Никакого уважения ни к должности, ни к партийному стажу.
– Это негигиенично, – пролепетала Виктория.
– Зато шею сломать, голову разбить – очень гигиенично! – возмущалась женщина-врач. – Уборку влажную проводить в помещении – не меньше двух раз в сутки! Не меньше!
Виктория послушно кивала и чувствовала себя… ну вот в точности, как в детстве, еще при царе, когда люди еще не обрели свободы, были скованы условностями и тащили на себе груз исторической вины.
К счастью, с Октябриной обошлось. Она не сломала шею и не разбила голову, просто ушиблась и напугалась. Дети гибкие, как кошки, если их распеленать, они при падении инстинктивно группируются, выставляют вперед ручки и ножки, чтобы смягчить удар. Бывает хуже, когда дети падают нераспеленутые.
Но это падение со стола стало для них как бы дурным знаменьем. Таких страшных случаев больше не было, однако Виктория и потом не раз оказывалась недостаточно проворна. Погруженная в свои статьи, лекции, исторические изыскания, не поспевала она за Октябриной.
Страшный удар нанес Виктории ХХ съезд партии. Умом, внутренне присущим ей чувством справедливости, тем, что люди за неимением других синонимов называют совестью, она понимала, что надо сказать правду о злодеяниях и несправедливостях, надо выпустить невинных из лагерей, надо вернуть оклеветанным честное имя. Но уж больно страшна эта правда. А новые лидеры не внушали ей доверия. За Сталиным народ шел, а за этими – во главе с Маленковым и Хрущевым – разве пойдет? Нет, не пойдет.
И, главное дело, реформы оказались уж больно половинчатыми.

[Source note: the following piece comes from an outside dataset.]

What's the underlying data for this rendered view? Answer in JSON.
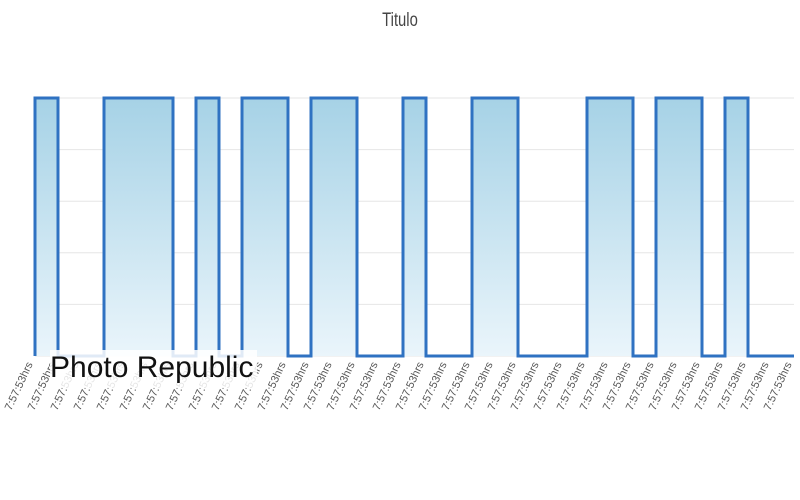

Так сказать, «без Сталина по сталинскому пути». Фестиваль 1957 года, обрушивший границы, конкурс Чайковского с первой премией Ван Клиберну (ходили слухи, будто потребовалось личное вмешательство Хрущева: в ЦК считали, что наши непременно должны быть первыми, хотя и жюри, и публика были на стороне американского пианиста), «Новый мир» и «Юность», «Один день Ивана Денисовича», поэтические концерты в Политехническом – это все с одной стороны. А с другой – подавление восстания в Венгрии, Берлинская стена, травля Пастернака, журналы «Октябрь» и «Огонек», скандал на выставке в Манеже, искореженный фильм «Застава Ильича», позорное дело валютчиков, расстрелянных по закону, которому придали обратную силу, и многое, многое другое…
Особенно остро эту половинчатость ощутила молодежь. Октябрина как с цепи сорвалась. Отказывалась носить пионерский галстук, при первой же возможности срывала с шеи. Когда Виктория приступила к ней с вопросами, ответила: это для малышни. То же самое с комсомольским значком. Сидеть на собраниях, изнывать от скуки, кому это надо? Ей хотелось как можно скорее стать взрослой.